Actinic Keratosis: The Basics of Pre-Cancerous Skin Lesions

Sara Wilchowski, PA-C & Paul M. Graham, DO

Skin cancer affects nearly 3.3 million individuals each year in the United States. In fact, 1 in 5 people will develop skin cancer during their lifetime. With each additional year, there are more new cases of skin cancer than the combined incidence of breast, prostate, lung, and colon cancer. These statistics are quite alarming and directly related to the three most common types of skin cancer: basal cell carcinoma (BCC), squamous cell carcinoma (SCC), and melanoma. BCC is the most common type of skin cancer with more than 4 million cases diagnosed each year. SCC is the second most common type of skin cancer with more than 1 million cases diagnosed each year. Melanoma accounts for less than 1% of all skin cancer cases, but is responsible for the majority of skin cancer deaths worldwide.

glassYou may not have received a signficant sunburn over the years or even remember getting a bad sunburn as a child, but you must understand that these skin cancers are not directly related to recent sunburns. Rather, they are related to the accumulation of UV-exposure over many decades.  Think of this concept by imagining an empty drinking glass being filled up with water. Each time you venture outside during the day, several drops fill the glass. The amusement park that you were at for 10 hours on that hot July day, a small pour of water fills the glass. The blistering sunburn that you received at age 5, a large pour of water fills the glass. The many years of tanning bed use, a very large pour of water fills the glass. At this point, is the glass of water full? Well, that is the question we are trying to figure out. The exact size your drinking glass depends on your skin’s ability to protect and repair UV-induced damage. This also depends on what precautions you have taken to protect your skin from the sun, including the use of sunscreen, seeking shade, and wearing sun-protective clothing. According a study by Godar et al., individuals aged 19-40 have an average lifetime accumulated UV-exposure of 47%, while ages 41-59 have a total lifetime accumulated UV-exposure of 74%. This data demonstrates that if good sun protection practices are initiated at an early age, the total accumulated UV-exposure will slow and be significantly less than the average US citizen in comparison.

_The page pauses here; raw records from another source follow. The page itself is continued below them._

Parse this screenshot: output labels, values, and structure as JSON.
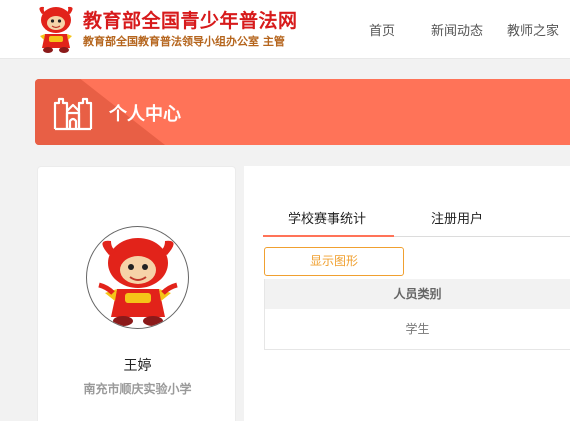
{
  "header": {
    "site_title": "教育部全国青少年普法网",
    "site_subtitle": "教育部全国教育普法领导小组办公室 主管",
    "nav": [
      "首页",
      "新闻动态",
      "教师之家"
    ]
  },
  "banner": {
    "title": "个人中心"
  },
  "profile": {
    "name": "王婷",
    "school": "南充市顺庆实验小学"
  },
  "tabs": [
    "学校赛事统计",
    "注册用户"
  ],
  "show_chart_button": "显示图形",
  "table": {
    "header": "人员类别",
    "rows": [
      "学生"
    ]
  },
  "colors": {
    "accent": "#ff7358",
    "brand_red": "#d71a1b",
    "button_orange": "#f0a030"
  }
}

The main reason the above background information is so important pertains to the increased development of pre-cancerous skin lesions known as actinic keratosis (AK). AKs are among the most common encountered skin lesions in dermatology. Nearly 58 million Americans are affected by these pre-cancerous lesions each year. AKs have been characterized as “precancerous” secondary to the observation of atypical cells confined to the top layer of the skin (epidermis). Actinic keratosis pose no risk of distant spread as long as they have not transformed into an invasive SCC. It is estimated that AK transformation into a SCC occurs at a rate of 1-10%. Actinic keratosis often appear on sun-exposed skin such as the scalp, face, neck, chest/back, and arms. Those individuals with lighter skin complexion and a history of significant cumulative sun-exposure are at higher risk for developing an SCC.

What do AKs look like?

actinic_keratosis.jpgAKs typically present as small red to brown, rough scaly spots with indistinct borders on sun-exposed skin. The overlying texture of AKs are often likened to the texture of sandpaper. AKs are commonly felt on the surface of the skin prior to being clinically seen. Oftentimes, AKs are present on a background of dark spots and small blood vessels, called poikilolderma. These associated findings often act as proof to a history of significant sun exposure over the years. Individuals who have multiple AKs tend to develop many more over the years and may be good candidates for a treatment that will be discussed below, termed “field therapy”. Although the sun damage has already been done, development can be slowed and the numerous treatment options can decrease the risk of transformation into a SCC. It is essential to wear a broad-spectrum SPF sunscreen daily to help prevent further UV-induced skin cell damage. For more information on sunscreen, please take a look at our article entitled SPF: What does it really mean? and Facial Sunscreen: What’s the Best?.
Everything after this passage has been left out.